KEIN VOLKSENTSCHEID ZU FRAGE DER FLÜCHTLINGSUNTERBRINGUNG

2.
Die Belegung von Unterkünften soll in Hamburg jetzt gravierend kleiner ausfallen als geplant – im Durchschnitt geht es um unter 300 Plätze.

Hamburg. Die Verhandlungen im Namen der Hamburger Bürgerschaft, vertreten durch die SPD- , Bündnis90/Die Grünen Fraktionsvorsitzenden Andreas Dressel bzw. Anjes Tjarks mit Vertretern aus vielen Stadtteilen der Volksinitiative

"Hamburg für gute Integration"

voran deren Sprecher Klaus Schomacker zogen sich über Monate hin.

Das Ergebnis, wird mutmaßlich von nahezu allen Fraktionen in der Hamburger Bürgerschaft begrüßt, Außer der AfD?, von der bisher kein Statement vorliegt, Die CDU findet das Ergebnis generell gut, sieht aber die Fraktionen der Hamburger Bürgerschaft zu wenig einbezogen und vor allem über den 240 Seiten beschluss zu spät ins Bild gesetzt, um sich vor der Abstimmung am Mittwoch noch beraten zu können und wird sich deshalb, so deren Flüchtlingsbauftragte in der Hamburg 1 Sendung "Schalthoff Live" wohlgesonnen der Stimme enthalten:

FDP- Fraktionsvorsitzende Katja Suding versteht, angesichts der dramatisch abnehmenden Zahl an Flüchtlingen, die Hamburg vom Bund zugewiesen werden, von über 5000 im Oktober 2015, auf jetzt gerade einmal 130 den ganzen Medien- Rummel und personellen Aufwand um den Beschluss nicht, Da hätte man sich doch direkter einig werden können, noch zu, wo alle nun betonen, dass sie sich von Anfang an in vielem grundsätzlich einig waren, z. B. in der grundgesetzlichen Verpflichtung, menschenwürdig für die Unterbringung und Versorgung von Flüchtlingen in Hamburg zu sorgen.

Im Übrigen fordere die FDP, dass die Abstimmung vom Mittwoch in außerordentlicher Sitzung in die Parlamentsferien Anfang August 2016 verlegt wird. damit ihre Fraktion sich im Detail angemessen zum 240 Seiten- Beschluss beraten und ihrer Verantwortung als gewählte Volksvertreter kompetent gerecht werden können.

CDU- Politikerin Karin Prien will den Vorschlag der FDP beraten, die Politikerin Cansu Özdemir der Linkspartei hat in etlichen Punkten des240 Seiten- Beschlusses Bauchschmerzen, begrüßt abr den Entscheid als Ganzes und wird wohl am Mittwoch zustimmen, eine Verschiebung der Abstimmung mache für sie keinen Sinn. so deren Vertretrerin im TV- Sender Hamburg 1:

"Jetzt wird es ja um das Controlling der Ausführung des Beschlusses durch die Opposition gehen!"

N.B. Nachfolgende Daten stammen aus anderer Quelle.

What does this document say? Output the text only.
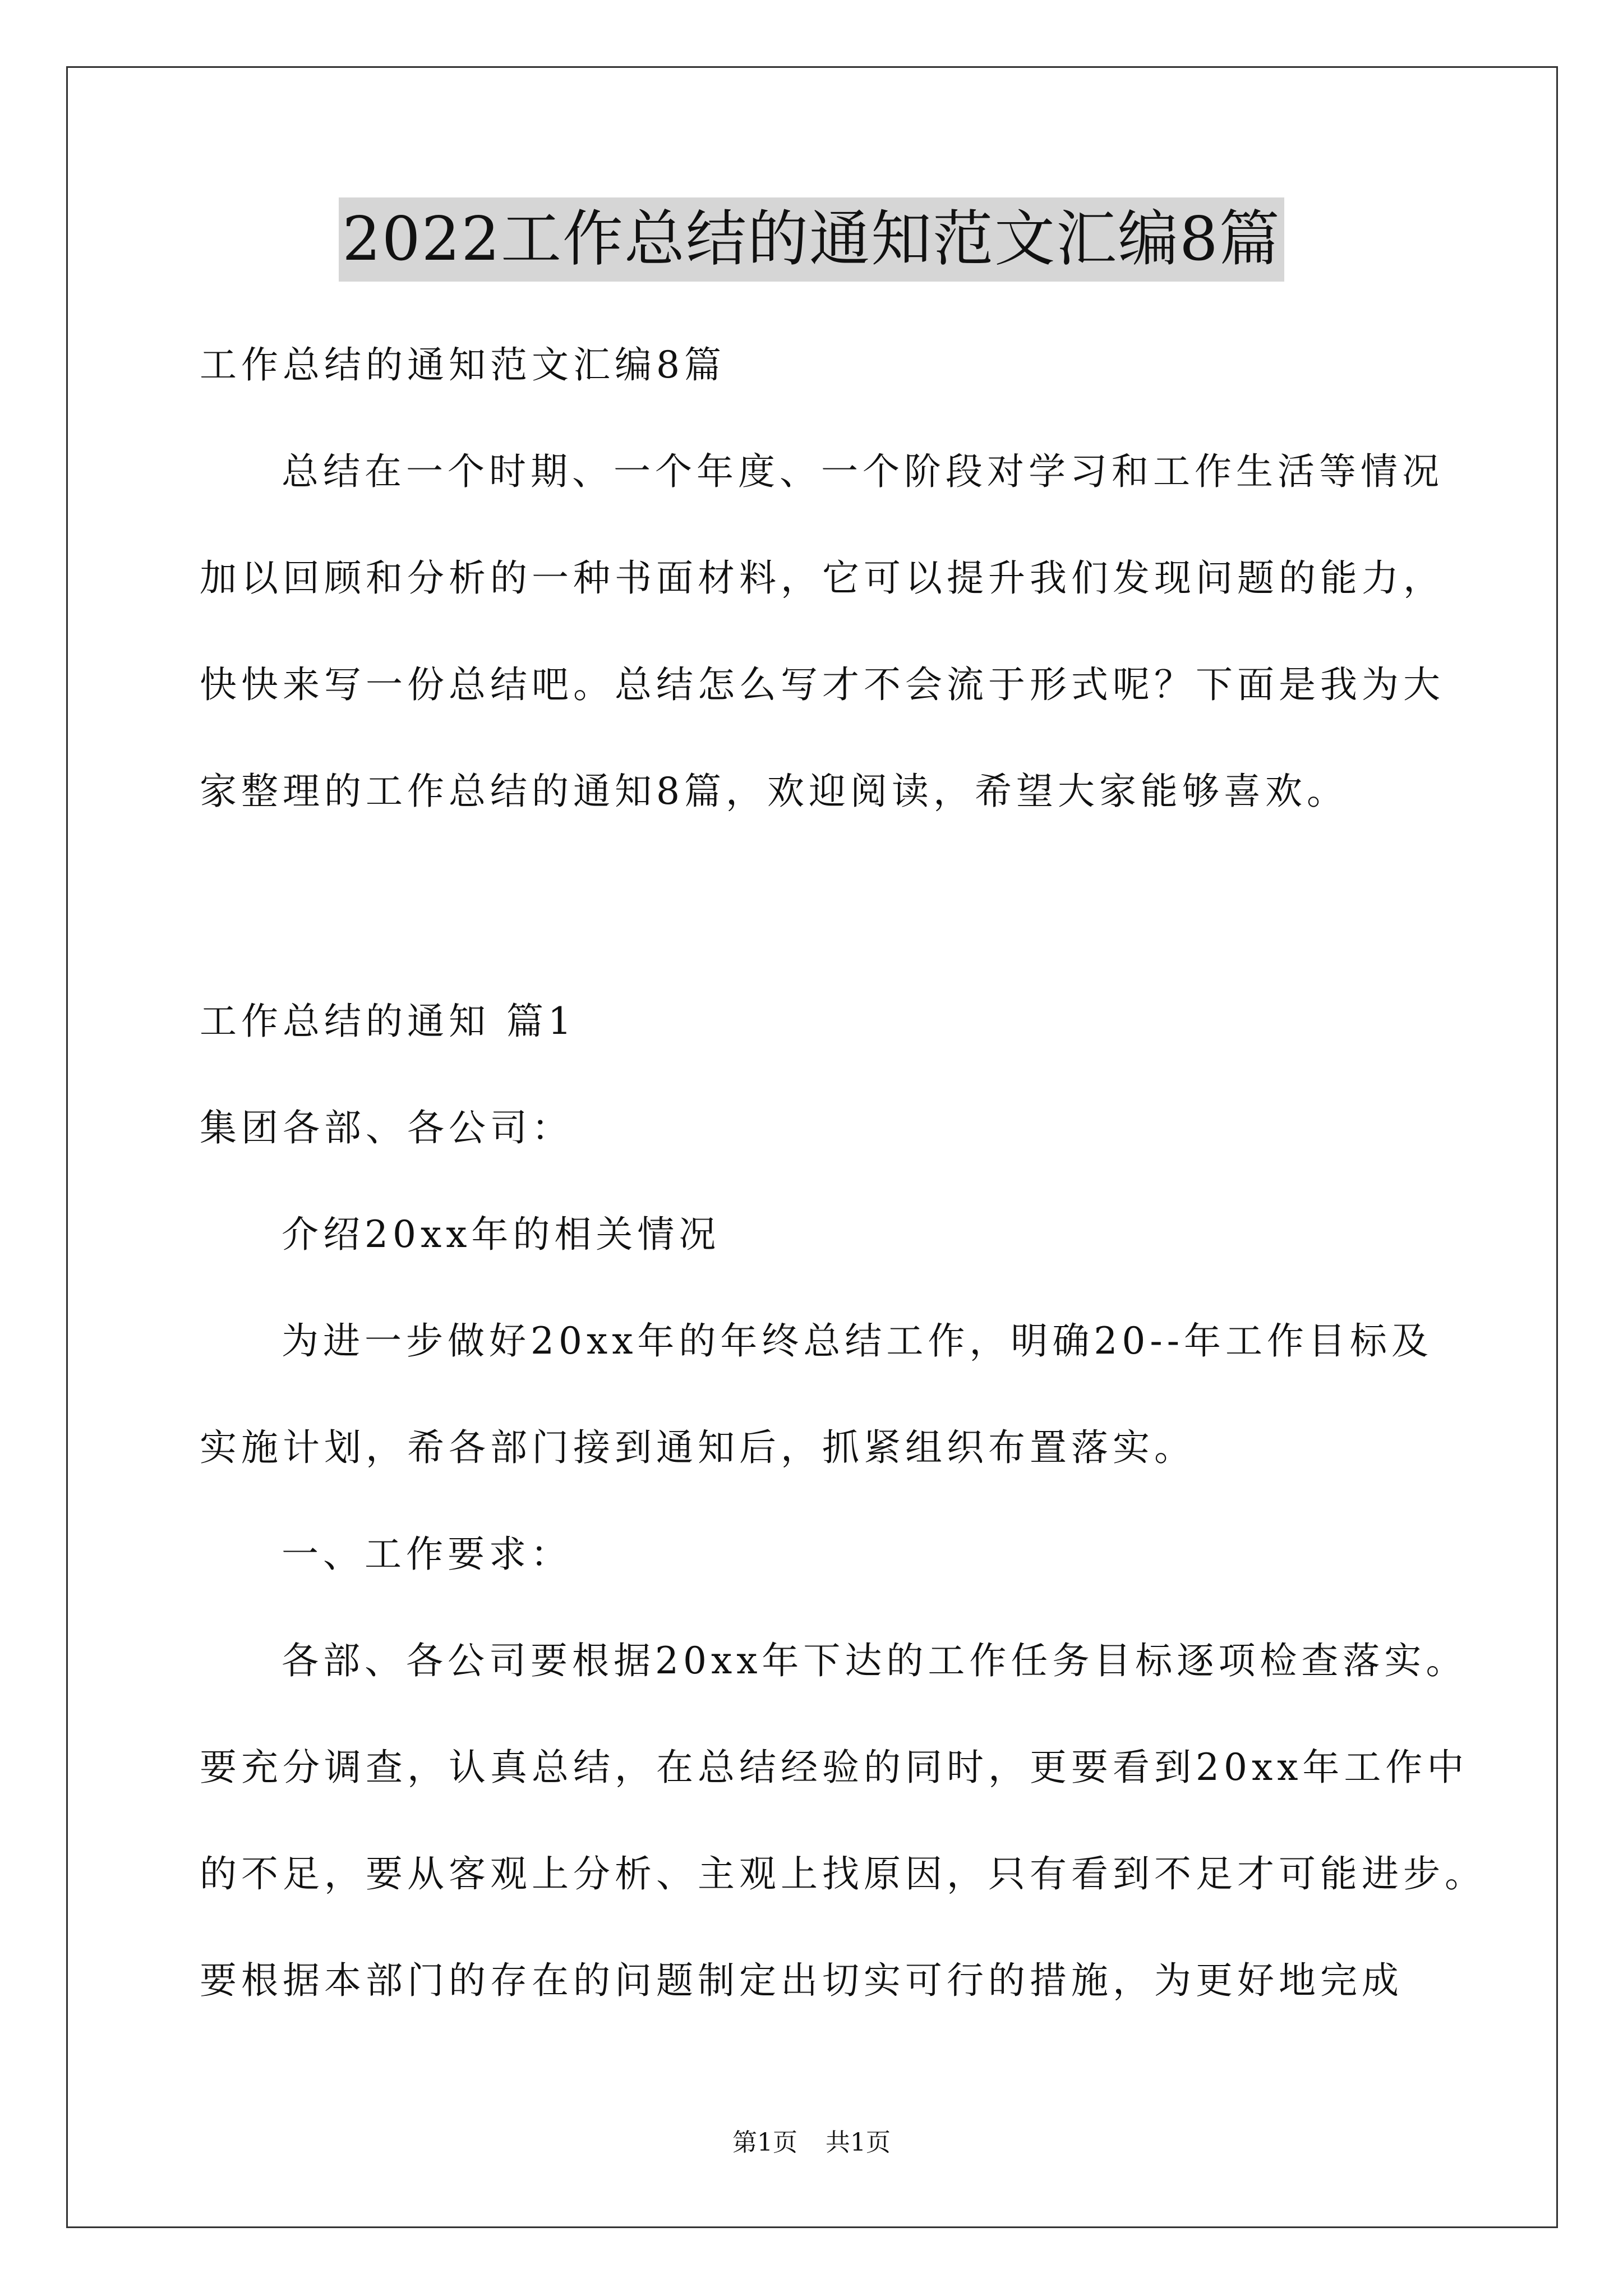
2022工作总结的通知范文汇编8篇
工作总结的通知范文汇编8篇
总结在一个时期、一个年度、一个阶段对学习和工作生活等情况
加以回顾和分析的一种书面材料，它可以提升我们发现问题的能力，
快快来写一份总结吧。总结怎么写才不会流于形式呢？下面是我为大
家整理的工作总结的通知8篇，欢迎阅读，希望大家能够喜欢。
工作总结的通知 篇1
集团各部、各公司：
介绍20xx年的相关情况
为进一步做好20xx年的年终总结工作，明确20--年工作目标及
实施计划，希各部门接到通知后，抓紧组织布置落实。
一、工作要求：
各部、各公司要根据20xx年下达的工作任务目标逐项检查落实。
要充分调查，认真总结，在总结经验的同时，更要看到20xx年工作中
的不足，要从客观上分析、主观上找原因，只有看到不足才可能进步。
要根据本部门的存在的问题制定出切实可行的措施，为更好地完成
第1页 共1页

Wichtig sei, dass es in Hamburg keinen Volksentscheid über die Unterbringung und Integration von Flüchtlingen geben wird, der die Bevölkerung Hamburgs nur spalten wird, anstatt sich auf Konsens und stadtteilnahe Kompromisse einzustellen.

Die Bürgerschaftsfraktionen von SPD und Grünen stimmten Montag Abend geschlossen für die zuvor in der Nacht gefundene Vereinbarung mit der Volksinitiative

"Hamburg für gute Integration".

Über einen entsprechenden Antrag wird an diesem Mittwoch in der Hamburger Bürgerschaft abgestimmt. Der Sprecher der Volksinitiative, Klaus Schomacker, stellte in der CDU-Fraktion die Kernpunkte der mit SPD und Grünen ausgehandelten Vereinbarung vor.

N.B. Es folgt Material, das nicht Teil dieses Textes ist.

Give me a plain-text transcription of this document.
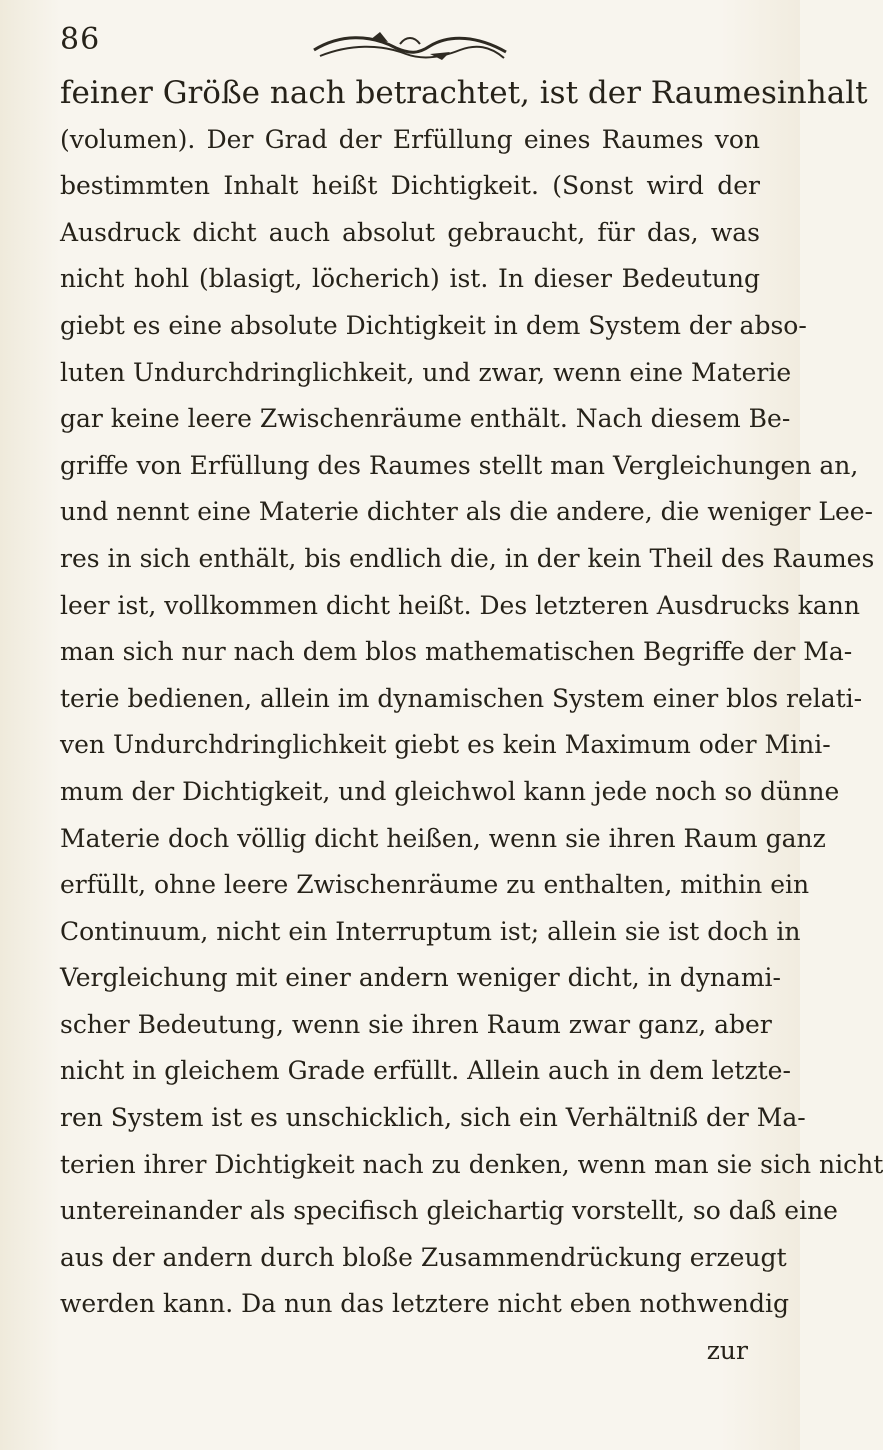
86
feiner Größe nach betrachtet, ist der Raumesinhalt
(volumen). Der Grad der Erfüllung eines Raumes von
bestimmten Inhalt heißt Dichtigkeit. (Sonst wird der
Ausdruck dicht auch absolut gebraucht, für das, was
nicht hohl (blasigt, löcherich) ist. In dieser Bedeutung
giebt es eine absolute Dichtigkeit in dem System der abso-
luten Undurchdringlichkeit, und zwar, wenn eine Materie
gar keine leere Zwischenräume enthält. Nach diesem Be-
griffe von Erfüllung des Raumes stellt man Vergleichungen an,
und nennt eine Materie dichter als die andere, die weniger Lee-
res in sich enthält, bis endlich die, in der kein Theil des Raumes
leer ist, vollkommen dicht heißt. Des letzteren Ausdrucks kann
man sich nur nach dem blos mathematischen Begriffe der Ma-
terie bedienen, allein im dynamischen System einer blos relati-
ven Undurchdringlichkeit giebt es kein Maximum oder Mini-
mum der Dichtigkeit, und gleichwol kann jede noch so dünne
Materie doch völlig dicht heißen, wenn sie ihren Raum ganz
erfüllt, ohne leere Zwischenräume zu enthalten, mithin ein
Continuum, nicht ein Interruptum ist; allein sie ist doch in
Vergleichung mit einer andern weniger dicht, in dynami-
scher Bedeutung, wenn sie ihren Raum zwar ganz, aber
nicht in gleichem Grade erfüllt. Allein auch in dem letzte-
ren System ist es unschicklich, sich ein Verhältniß der Ma-
terien ihrer Dichtigkeit nach zu denken, wenn man sie sich nicht
untereinander als specifisch gleichartig vorstellt, so daß eine
aus der andern durch bloße Zusammendrückung erzeugt
werden kann. Da nun das letztere nicht eben nothwendig
zur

"Nach vielen intensiven Gesprächen ist ein Konsens gelungen, der zu einer Beendigung des laufenden Volksgesetzgebungsverfahrens führen soll", heißt es in dem Antrag. Die Verhandlungspartner hätten sich darauf verständigt, auf weitere Klagen gegen Flüchtlingsunterkünfte zu verzichten.", lässt sich Klaus Schomacker vernehmen

Zugleich übt die Volksinitiative in dem Papier Kritik am Vorgehen des Senats.

"Wir konnten zum einen nicht verhindern, dass in Landschaftsschutzgebieten gebaut wird, obwohl diese Gebiete für die Unterbringung der Flüchtlinge nicht benötigt werden."

Zum anderen habe die Stadt ihre Projekte vorangetrieben, so dass die Suche nach Alternativen und besseren Lösungen "stark eingeschränkt" worden sei. Daher bleibe der Vertrag ein Versuch, Schaden zu begrenzen.

"Bauen ohne Baurecht ist und bleibt aus unserer Sicht rechtswidrig und ungerecht."

Dieser Vorhalt geht gegen Pläne des Hamburger Senats sogenannte "Expresswohnungen " mit Ausnahmeregelungen im Baurecht erstellen zu lassen, die als freie Wohnungen vorgestellt, aber doch zunächst als reine Flüchtlingsunterkünfte unter Regie des Senats mit eingeschränkten Rechten für die Bewohner im bisherigen Sinne bleiben - u. a. Residenzpflicht -

Im Namen des sozialen Friedens in Hamburg, soll es bis 2019 nur noch kleine Flüchtlingsunterkünfte für bis 300 Menschen geben.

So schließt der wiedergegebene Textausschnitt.